Es obvio que esta distorsión es la consecuencia de políticas inspiradas en un modelo ideal de Universidad, caracterizada por “docentes de dedicación exclusiva, que, a su vez, hacen investigación, que publican en revistas con referato, que asisten a congresos científicos, en otras palabras, que amplían su currículo vitae siguiendo los patrones de funcionamiento de las comunidades científicas internacionales” (García de Fanelli, A. 2004).
Todo lo anterior se pretende en un escenario que muestra una estructura salarial que distorsiona los resultados de cualquier política por el bajo nivel de ingreso promedio y un financiamiento por alumno que no permite el desarrollo de una enseñanza de calidad.
¿Qué evaluar?
Por otra parte, una complejidad que se suma a los avatares que sufren los docentes, se refiere a que las calificaciones que obtienen por su productividad, decidida por pares, está generalmente referida a patrones cambiantes, que se construyen en relación a cómo evaluar las distintas producciones articuladas a contextos académicos y disciplinares diferentes. En un artículo publicado recientemente en el diario La Nación (27/06/05) sobre los sistemas para evaluar el trabajo de los investigadores, se formulan preguntas tales como ¿qué debería premiarse en un investigador: su productividad, la pertinencia de su trabajo, su tarea en la formación de recursos humanos o en la consolidación de su institución, su calidad o sus relaciones con científicos del extranjeros?
Según el especialista Juan
Rogers, citado en ese artículo, “uno de los importantes obstáculos que
encuentra quien quiera evaluar los resultados de la actividad científica es que
tanto la productividad, como la calidad o la pertinencia son valores en
competencia. Para satisfacer uno, a veces hay que sacrificar otro. No se pueden
satisfacer todos en su máxima expresión al mismo tiempo. Otra dificultad por
tener en cuenta es que gran parte del trabajo del investigador, que no se
refleja en sus publicaciones, es lo que ocurre con la formación de recursos
humanos”.
Justamente la cátedra de grado, si bien no forma estrictamente “recursos humanos” para la investigación, es el semillero de futuros profesionales y/o investigadores, a través de los conocimientos que transmite y la actividad intelectual que impulsa.

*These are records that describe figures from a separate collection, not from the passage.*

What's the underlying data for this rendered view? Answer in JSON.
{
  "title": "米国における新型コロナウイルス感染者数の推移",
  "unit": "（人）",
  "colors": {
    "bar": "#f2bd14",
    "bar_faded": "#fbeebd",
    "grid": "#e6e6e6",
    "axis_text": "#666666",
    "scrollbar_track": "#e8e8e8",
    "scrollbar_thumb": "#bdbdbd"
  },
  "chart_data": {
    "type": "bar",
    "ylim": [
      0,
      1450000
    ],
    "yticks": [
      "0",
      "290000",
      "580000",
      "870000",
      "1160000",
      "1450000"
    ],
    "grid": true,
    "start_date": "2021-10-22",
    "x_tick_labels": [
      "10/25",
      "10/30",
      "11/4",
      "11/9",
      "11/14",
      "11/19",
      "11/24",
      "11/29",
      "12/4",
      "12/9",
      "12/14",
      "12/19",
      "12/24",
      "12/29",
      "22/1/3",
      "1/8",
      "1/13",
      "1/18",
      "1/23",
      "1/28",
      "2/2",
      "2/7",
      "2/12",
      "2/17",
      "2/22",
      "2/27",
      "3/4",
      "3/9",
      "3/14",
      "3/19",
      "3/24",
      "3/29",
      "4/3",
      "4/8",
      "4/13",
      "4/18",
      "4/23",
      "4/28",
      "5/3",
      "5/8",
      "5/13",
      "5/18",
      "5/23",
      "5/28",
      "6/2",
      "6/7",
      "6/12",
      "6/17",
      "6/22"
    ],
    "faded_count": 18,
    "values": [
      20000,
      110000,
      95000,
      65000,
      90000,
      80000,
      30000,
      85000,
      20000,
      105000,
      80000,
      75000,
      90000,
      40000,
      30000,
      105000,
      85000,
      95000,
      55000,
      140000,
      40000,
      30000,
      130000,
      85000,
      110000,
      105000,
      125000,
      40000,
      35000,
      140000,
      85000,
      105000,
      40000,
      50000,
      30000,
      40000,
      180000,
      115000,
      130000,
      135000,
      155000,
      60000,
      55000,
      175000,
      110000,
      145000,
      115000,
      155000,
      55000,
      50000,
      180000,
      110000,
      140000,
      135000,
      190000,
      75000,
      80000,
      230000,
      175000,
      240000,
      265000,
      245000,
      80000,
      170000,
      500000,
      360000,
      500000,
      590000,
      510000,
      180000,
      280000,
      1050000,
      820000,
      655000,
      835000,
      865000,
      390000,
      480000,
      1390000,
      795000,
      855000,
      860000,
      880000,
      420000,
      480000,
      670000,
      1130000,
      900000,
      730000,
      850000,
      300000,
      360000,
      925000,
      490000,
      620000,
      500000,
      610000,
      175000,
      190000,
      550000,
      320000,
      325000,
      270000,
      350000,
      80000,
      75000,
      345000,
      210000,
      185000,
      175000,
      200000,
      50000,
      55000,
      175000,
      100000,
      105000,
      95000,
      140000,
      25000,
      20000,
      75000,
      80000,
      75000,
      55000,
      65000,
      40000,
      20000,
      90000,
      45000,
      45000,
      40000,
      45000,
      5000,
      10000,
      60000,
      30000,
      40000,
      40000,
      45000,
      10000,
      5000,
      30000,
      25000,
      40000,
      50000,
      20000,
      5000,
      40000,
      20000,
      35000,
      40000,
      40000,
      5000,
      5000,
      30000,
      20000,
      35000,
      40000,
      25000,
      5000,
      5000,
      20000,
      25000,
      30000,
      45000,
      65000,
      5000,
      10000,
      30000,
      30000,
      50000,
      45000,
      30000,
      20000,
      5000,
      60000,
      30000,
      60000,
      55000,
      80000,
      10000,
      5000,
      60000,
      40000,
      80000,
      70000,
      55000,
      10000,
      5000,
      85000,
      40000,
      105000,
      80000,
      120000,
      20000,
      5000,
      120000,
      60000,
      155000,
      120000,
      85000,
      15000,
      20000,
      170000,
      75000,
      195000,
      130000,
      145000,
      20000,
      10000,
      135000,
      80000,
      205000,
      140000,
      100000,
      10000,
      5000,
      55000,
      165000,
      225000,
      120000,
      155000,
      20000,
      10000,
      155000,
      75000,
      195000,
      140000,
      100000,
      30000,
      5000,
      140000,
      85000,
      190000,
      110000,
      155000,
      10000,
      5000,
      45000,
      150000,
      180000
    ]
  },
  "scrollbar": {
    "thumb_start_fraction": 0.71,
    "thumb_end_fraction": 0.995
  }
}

La vida académica en las cátedras de grado no solo debería ser relevante para la formación profesional, sino para crear el “ímpetu intelectual” que la Universidad necesita, si no quiere transformarse en una empresa de productividad constante y calidad sospechada.
Con docentes mal remunerados e impulsados por el sistema a mejorar su productividad, más que su calidad y su pertinencia, el peligro es que no solo la formación de grado pierda jerarquía sino las actividades orientadas a mejorar el sistema educativo en su conjunto. “El estado general del sistema es también responsabilidad de la Universidad; una responsabilidad que la Universidad argentina no ha asumido” (Coraggio, 2004).

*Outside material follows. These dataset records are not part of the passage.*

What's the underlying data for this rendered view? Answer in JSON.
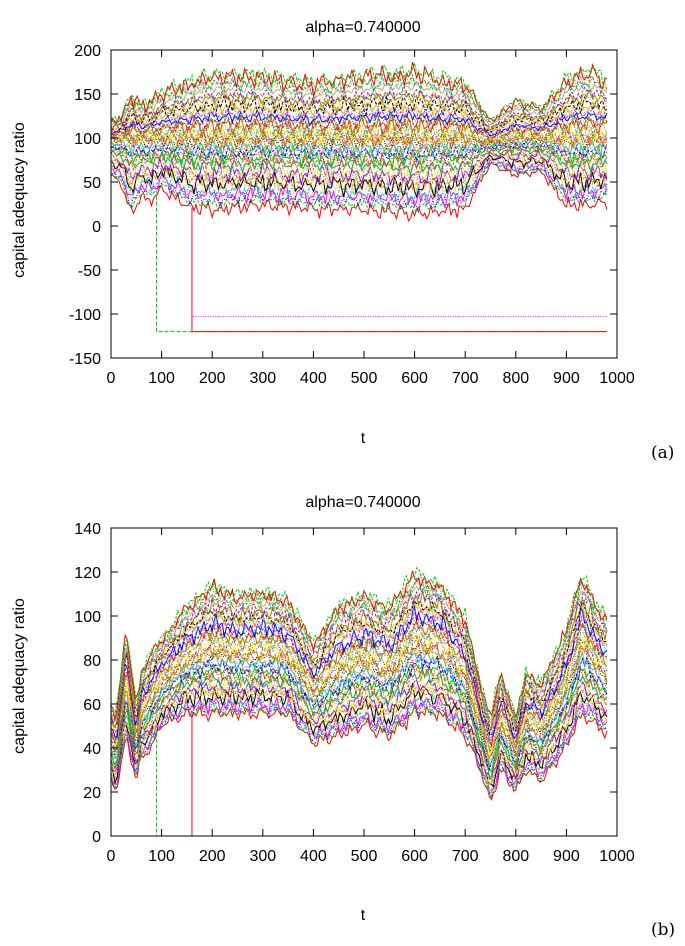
{
  "figure": {
    "panels": [
      {
        "label": "(a)"
      },
      {
        "label": "(b)"
      }
    ]
  },
  "chart_data": [
    {
      "type": "line",
      "title": "alpha=0.740000",
      "xlabel": "t",
      "ylabel": "capital adequacy ratio",
      "xlim": [
        0,
        1000
      ],
      "ylim": [
        -150,
        200
      ],
      "xticks": [
        0,
        100,
        200,
        300,
        400,
        500,
        600,
        700,
        800,
        900,
        1000
      ],
      "yticks": [
        -150,
        -100,
        -50,
        0,
        50,
        100,
        150,
        200
      ],
      "t_end": 980,
      "grid": false,
      "legend": "none",
      "bank_envelopes": {
        "t": [
          0,
          20,
          40,
          60,
          80,
          100,
          150,
          200,
          300,
          400,
          500,
          600,
          700,
          750,
          800,
          850,
          900,
          950,
          980
        ],
        "upper": [
          120,
          125,
          150,
          140,
          145,
          155,
          165,
          175,
          175,
          165,
          175,
          178,
          165,
          120,
          145,
          135,
          170,
          180,
          170
        ],
        "lower": [
          55,
          45,
          10,
          30,
          25,
          40,
          20,
          15,
          20,
          15,
          15,
          10,
          15,
          70,
          55,
          60,
          20,
          20,
          25
        ],
        "center": [
          100,
          100,
          100,
          100,
          100,
          100,
          100,
          100,
          100,
          100,
          100,
          100,
          100,
          95,
          100,
          100,
          100,
          100,
          100
        ]
      },
      "failed_banks": [
        {
          "fail_t": 90,
          "level": -120,
          "color": "#00cc00"
        },
        {
          "fail_t": 160,
          "level": -120,
          "color": "#ff0000"
        },
        {
          "fail_t": 160,
          "level": -103,
          "color": "#ff00ff"
        }
      ]
    },
    {
      "type": "line",
      "title": "alpha=0.740000",
      "xlabel": "t",
      "ylabel": "capital adequacy ratio",
      "xlim": [
        0,
        1000
      ],
      "ylim": [
        0,
        140
      ],
      "xticks": [
        0,
        100,
        200,
        300,
        400,
        500,
        600,
        700,
        800,
        900,
        1000
      ],
      "yticks": [
        0,
        20,
        40,
        60,
        80,
        100,
        120,
        140
      ],
      "t_end": 980,
      "grid": false,
      "legend": "none",
      "bank_envelopes": {
        "t": [
          0,
          10,
          30,
          50,
          60,
          80,
          100,
          150,
          200,
          250,
          300,
          350,
          400,
          450,
          500,
          550,
          600,
          650,
          700,
          730,
          750,
          770,
          800,
          820,
          850,
          900,
          930,
          960,
          980
        ],
        "upper": [
          60,
          55,
          95,
          60,
          75,
          85,
          90,
          105,
          115,
          110,
          112,
          108,
          88,
          105,
          110,
          105,
          120,
          115,
          100,
          70,
          55,
          75,
          55,
          75,
          70,
          95,
          120,
          105,
          100
        ],
        "lower": [
          25,
          20,
          45,
          25,
          35,
          40,
          50,
          55,
          55,
          55,
          55,
          55,
          42,
          45,
          50,
          45,
          55,
          55,
          45,
          30,
          15,
          30,
          20,
          30,
          25,
          40,
          55,
          50,
          45
        ]
      },
      "failed_banks": [
        {
          "fail_t": 90,
          "level": 0,
          "color": "#00cc00"
        },
        {
          "fail_t": 160,
          "level": 0,
          "color": "#ff0000"
        }
      ]
    }
  ]
}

Si bien existen actualmente políticas que estimulan la articulación de la Universidad para ayudar a desarrollar los otros niveles del sistema, la pregunta es: cuánto y cómo se valorarán estas actividades en el actual sistema de evaluación de la productividad académica.
Alicia Carranza
Prof. Escuela de la Ciencias de la Educación,
FFyH (UNC)
Citas:
Clark, B. (1983). El Sistema de Educación Superior. Una visión comparativa de la organización académica. Ed. Nueva Imagen. UAM.
Coraggio, J.L. (2004). Financiamiento de la Universidad y proyecto de País. En Delamata, G. (editora). La Universidad Argentina en el Cambio de Siglo. Universidad Nacional de San Martín.
Del Bello, J.C. (2004). Pensar el código genético de la Universidad Argentina. En ob.cit García de Fanelli, A. (2004) Demandas sociales y estatales y respuestas de la Universidad. En ob.cit.
Stubrin, A. (2004) Política Pública y Educación Superior. En ob.cit.